An example of a live virus vaccine is the Sabin polio vaccine. The Sabin vaccine uses an attenuated (weakened) poliovirus that is “live” in the sense that after you swallow it and it reaches your intestines it sets up shop and reproduces. Unlike “wild” polio virus, it does not cause disease (or almost never causes disease) because it is attenuated. The Sabin vaccine was a big advance on the Salk vaccine because it is easier to give (oral, rather than injectable) and because, being “alive” it reproduces itself in the intestines of immunized people, thus spreading itself around, just like “wild” poliovirus, resulting in immunity among people who haven’t even been immunized themselves but who were simply exposed to the vaccine virus through contaminated food or drink or whatever. However, although this advantage of a “live” vaccine helped greatly to elimininate polio and and saved thousands of lives, it had the disadvantage of causing polio in a tiny fraction of people exposed to the virus. This was not a problem initially because everyone (or, at least, rational people) will agree that a tiny risk of getting vaccine-associated polio is better than a vastly larger risk of getting wild type polio. However, once polio was nearly eradicated in the U.S., the number of cases of vaccine-associated polio got to be higher than the number of cases of wild type polio so the switch was made to the (inactivated) Salk vaccine.

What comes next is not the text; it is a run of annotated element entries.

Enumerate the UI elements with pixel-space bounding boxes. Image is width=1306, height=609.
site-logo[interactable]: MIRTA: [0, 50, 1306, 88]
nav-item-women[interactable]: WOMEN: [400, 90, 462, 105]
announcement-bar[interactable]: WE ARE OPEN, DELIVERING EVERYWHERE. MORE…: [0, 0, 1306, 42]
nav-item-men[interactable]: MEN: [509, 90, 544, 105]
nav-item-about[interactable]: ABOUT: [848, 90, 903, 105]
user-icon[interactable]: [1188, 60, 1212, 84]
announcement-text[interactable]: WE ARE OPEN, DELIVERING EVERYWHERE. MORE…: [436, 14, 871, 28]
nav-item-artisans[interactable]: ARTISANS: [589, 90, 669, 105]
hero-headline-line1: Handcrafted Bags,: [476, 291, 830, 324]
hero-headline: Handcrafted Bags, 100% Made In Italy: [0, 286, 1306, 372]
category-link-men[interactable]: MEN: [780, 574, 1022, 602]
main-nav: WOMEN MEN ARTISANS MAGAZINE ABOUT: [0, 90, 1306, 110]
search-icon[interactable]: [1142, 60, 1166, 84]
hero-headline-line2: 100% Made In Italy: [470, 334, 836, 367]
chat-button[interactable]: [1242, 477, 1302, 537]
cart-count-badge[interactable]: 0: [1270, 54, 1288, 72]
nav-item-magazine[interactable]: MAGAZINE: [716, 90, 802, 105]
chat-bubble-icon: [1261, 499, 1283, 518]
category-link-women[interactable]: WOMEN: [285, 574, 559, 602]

Since there is still a scientific debate as to whether a virus is “alive”, the term “dead” becomes semantics. Back in my lab days studying drinking water disinfection, we used the term “inactivating” for a virus whereas we’d “kill” bacteria. But then again, we were engineers, not microbiologists.

There are two kinds of vaccines; live attenuated and inactivated.

For the first type, the wild virus or bacteria is modified in the laboratry in some way that still lets it grow (or reproduce) in the body to trigger immunity, but won’t usually cause disease. “Attenuated” means weakened. Many of these vaccines must be treated carefully, avoiding heat and/or light or they can be rendered ineffective. The only “live” vaccine that has reverted back to it’s original form to cause actual disease was live polio vaccine. This is why oral polio vaccine should not be given to people with immune deficiency diseases (or their close contacts). There have been no serious adverse events reported from the currently available injectable polio vaccine.

The second type, inactivated, are produced by inactivating the organism with heat or chemicals. Sometimes only a part of the bacteria or virus are needed for the vaccine. They generally require multiple doses to be effective.

The best immune response is produced by a vaccine that is most similar to the natural disease.